At my University, I need to connect to a secure network that requires pre-configuring authentication settings in my computer's network properties.

On Windows 7, you could access these settings via right-click on an available wireless network and choosing "Properties". This doesn't work for me in Windows 10; double-clicking or right-clicking on a network does nothing.

As someone explained here, you can go to the Network & Sharing Center and click a network you're already connected to, then get to the properties. However, I need to access the properties for a network to which I'm not yet connected in order to initially set up the configuration.

In Windows 10, what is the route to access the connection properties dialog for a wireless network that can be seen as available but for which the connection has not yet been configured?

  • A disconnected network wouldn't have any properties one would assume.
    – Journeyman Geek
    Sep 19, 2015 at 13:06
  • Take a look at pages 2-4 of this PDF. Things I need to change before I connect.
    – Insane
    Sep 19, 2015 at 18:47
  • Is all of this just to ask where to find the configuration screens for a network you've selected? There are various routes to get a list of the networks the computer sees as existing. I'm not familiar with Win 10, specifically, but typically, right-clicking or double-clicking on an available network will open that properties/configuration window.
    – fixer1234
    Sep 20, 2015 at 4:11
  • 2
    Nope, not at all. As I already said on Windows 7 you could right click and select properties but you can't on 10 (or 8/8.1 to my knowledge). Why even respond if you're going to be condescending? Here's a GIF of me spamming double click on a network the computer sees as existing. As you can see, no properties/configuration window pops up.
    – Insane
    Sep 20, 2015 at 4:17
  • I wasn't being condescending, I was trying to make sense of your question and attempt to offer help. With all of the verbiage in the question, you didn't describe what happens via the "usual" routes, which you clarified in your comment. You link to some screens that are described as available after you are connected. Those same screens should be available (and are needed), before you connect. So the question you're trying to answer appears to be what I asked in my first sentence: where to find those screens starting from a list of available networks.
    – fixer1234
    Sep 20, 2015 at 4:44

3 Answers 3


The OP's request has not been addressed, but ignored.

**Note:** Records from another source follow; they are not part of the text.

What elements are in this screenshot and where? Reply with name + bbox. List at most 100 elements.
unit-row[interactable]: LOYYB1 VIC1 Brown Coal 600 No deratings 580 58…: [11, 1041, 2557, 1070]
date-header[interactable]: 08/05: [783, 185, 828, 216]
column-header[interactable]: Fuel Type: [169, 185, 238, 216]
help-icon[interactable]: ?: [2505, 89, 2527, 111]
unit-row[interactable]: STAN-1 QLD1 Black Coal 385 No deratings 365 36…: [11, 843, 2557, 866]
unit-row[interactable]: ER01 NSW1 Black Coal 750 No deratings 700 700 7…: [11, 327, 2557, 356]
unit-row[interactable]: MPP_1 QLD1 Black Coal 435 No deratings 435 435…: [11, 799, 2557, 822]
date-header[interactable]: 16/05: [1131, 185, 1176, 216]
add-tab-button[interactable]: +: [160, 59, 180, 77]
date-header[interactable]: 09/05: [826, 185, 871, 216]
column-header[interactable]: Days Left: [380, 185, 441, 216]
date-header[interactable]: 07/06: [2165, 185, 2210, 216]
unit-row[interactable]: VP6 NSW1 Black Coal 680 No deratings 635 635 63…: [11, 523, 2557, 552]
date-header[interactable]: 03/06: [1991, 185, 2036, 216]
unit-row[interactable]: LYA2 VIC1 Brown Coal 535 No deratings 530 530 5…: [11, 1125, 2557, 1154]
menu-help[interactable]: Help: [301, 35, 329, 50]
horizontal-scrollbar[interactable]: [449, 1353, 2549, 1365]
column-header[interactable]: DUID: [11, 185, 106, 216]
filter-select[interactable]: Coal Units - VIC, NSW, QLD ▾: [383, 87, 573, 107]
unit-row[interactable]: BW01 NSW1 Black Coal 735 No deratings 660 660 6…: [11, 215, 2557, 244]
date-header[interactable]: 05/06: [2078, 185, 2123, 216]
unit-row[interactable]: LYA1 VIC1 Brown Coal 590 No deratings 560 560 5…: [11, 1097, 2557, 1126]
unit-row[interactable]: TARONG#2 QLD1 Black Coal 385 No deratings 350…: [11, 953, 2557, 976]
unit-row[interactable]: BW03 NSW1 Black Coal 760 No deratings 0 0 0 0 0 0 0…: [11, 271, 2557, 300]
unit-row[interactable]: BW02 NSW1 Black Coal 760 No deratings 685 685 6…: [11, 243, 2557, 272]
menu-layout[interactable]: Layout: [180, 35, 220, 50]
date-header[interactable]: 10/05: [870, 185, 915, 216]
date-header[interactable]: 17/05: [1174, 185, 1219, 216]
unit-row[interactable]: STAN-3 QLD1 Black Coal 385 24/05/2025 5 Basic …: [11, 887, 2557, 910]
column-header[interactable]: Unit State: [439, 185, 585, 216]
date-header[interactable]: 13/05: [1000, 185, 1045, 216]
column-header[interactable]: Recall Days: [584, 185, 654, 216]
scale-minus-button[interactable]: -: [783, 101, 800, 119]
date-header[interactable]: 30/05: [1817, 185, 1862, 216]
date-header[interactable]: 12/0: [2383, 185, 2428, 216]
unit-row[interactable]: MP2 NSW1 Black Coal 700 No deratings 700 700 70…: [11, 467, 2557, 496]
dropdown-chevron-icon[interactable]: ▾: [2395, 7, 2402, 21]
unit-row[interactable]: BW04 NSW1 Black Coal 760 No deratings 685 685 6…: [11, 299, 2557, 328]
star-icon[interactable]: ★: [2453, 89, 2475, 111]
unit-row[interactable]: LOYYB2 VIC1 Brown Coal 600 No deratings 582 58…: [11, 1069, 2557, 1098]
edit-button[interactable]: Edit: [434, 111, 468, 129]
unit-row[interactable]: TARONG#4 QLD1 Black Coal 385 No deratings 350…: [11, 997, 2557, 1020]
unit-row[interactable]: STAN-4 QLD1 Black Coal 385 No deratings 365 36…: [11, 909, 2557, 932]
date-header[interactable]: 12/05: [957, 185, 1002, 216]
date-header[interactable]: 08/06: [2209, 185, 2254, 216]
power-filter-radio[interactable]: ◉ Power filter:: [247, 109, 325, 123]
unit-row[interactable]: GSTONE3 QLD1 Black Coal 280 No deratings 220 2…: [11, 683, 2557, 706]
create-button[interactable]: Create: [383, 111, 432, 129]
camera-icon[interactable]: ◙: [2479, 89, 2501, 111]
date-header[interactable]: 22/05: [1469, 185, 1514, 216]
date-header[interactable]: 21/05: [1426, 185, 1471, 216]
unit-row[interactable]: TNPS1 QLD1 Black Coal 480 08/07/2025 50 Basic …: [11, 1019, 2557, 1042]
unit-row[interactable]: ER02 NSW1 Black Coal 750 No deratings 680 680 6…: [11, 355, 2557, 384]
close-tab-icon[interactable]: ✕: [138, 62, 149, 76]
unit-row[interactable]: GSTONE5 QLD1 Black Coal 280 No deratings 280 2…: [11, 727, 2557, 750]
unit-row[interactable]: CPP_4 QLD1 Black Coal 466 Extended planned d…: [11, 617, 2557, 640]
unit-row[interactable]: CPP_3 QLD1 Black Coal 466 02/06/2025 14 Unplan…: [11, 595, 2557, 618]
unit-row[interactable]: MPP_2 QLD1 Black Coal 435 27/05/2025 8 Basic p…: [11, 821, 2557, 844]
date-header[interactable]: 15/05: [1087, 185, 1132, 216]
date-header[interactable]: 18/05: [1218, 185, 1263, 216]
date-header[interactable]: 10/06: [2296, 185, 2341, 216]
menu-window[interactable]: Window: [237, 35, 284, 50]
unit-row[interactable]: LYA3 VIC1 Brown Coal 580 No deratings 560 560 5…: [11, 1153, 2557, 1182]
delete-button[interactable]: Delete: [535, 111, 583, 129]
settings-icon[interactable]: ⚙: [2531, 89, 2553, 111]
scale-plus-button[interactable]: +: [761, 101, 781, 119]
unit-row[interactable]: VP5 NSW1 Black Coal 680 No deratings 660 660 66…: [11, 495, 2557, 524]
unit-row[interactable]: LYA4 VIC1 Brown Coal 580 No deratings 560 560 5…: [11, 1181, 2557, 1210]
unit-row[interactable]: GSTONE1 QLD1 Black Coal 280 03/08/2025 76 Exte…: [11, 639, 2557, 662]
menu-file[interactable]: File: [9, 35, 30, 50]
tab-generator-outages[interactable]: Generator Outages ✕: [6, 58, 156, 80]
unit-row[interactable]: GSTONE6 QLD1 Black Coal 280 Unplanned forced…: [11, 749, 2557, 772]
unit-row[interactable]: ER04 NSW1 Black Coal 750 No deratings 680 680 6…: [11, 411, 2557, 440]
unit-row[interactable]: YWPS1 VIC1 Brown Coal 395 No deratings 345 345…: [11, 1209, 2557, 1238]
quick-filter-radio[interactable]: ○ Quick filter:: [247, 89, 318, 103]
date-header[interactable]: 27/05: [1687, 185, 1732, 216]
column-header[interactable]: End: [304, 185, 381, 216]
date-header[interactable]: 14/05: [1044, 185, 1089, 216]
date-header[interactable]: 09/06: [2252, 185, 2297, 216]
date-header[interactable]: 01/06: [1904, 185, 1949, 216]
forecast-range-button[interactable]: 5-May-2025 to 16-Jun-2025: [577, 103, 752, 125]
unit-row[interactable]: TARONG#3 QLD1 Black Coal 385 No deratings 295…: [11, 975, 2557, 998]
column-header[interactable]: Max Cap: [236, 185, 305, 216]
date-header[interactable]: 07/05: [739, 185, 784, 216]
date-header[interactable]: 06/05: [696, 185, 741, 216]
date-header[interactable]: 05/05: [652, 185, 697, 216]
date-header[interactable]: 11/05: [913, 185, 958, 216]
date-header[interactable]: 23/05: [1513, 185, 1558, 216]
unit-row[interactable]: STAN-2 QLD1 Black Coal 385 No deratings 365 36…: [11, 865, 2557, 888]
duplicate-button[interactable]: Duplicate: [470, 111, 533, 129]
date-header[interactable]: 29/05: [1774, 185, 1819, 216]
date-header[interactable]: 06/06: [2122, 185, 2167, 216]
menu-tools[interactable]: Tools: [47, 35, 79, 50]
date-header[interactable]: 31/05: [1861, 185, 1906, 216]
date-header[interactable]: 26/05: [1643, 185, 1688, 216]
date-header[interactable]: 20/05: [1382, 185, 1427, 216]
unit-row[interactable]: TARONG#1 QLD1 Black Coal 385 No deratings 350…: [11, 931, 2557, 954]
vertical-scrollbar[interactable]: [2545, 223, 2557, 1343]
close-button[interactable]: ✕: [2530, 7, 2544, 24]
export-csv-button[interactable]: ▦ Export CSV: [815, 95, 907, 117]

In Windows 10 you can NOT edit an already configured wireless networks settings without being connected to it first. In Windows 7 you can.

In Windows 10 you can create networks manually, which exposes the GUI they want, and you can delete them as well.

But to edit them afterwards you have to at least attempt to connect to them. However if you mess up those settings and put it in a state where it would never connect it cannot be edited and must be deleted.

This is as step backwards from Windows 7.


I'm thankful I got this to work but I'm also embarassed how it was hidden in plain sight.

  • Right Click on your network icon in the taskbar and click "Open Network and Sharing Center"

  • Find setup a new connection

  • Select Manually Connect to a wireless network

  • Now, is where you will enter the SSID and applicable security info for your network. Even if you aren't connected, you can create a profile and access advanced properties


It would seem like a recent Win 10 update changed the way to access the wireless "advance" properties.

In my case the way to access this is via "Control Panel". Then click "Network and Internet", then on the right side, click "Network and Sharing Center". Then you'll see the "Setup a new connection or network". Afterwards follow procedures from Insane's post above.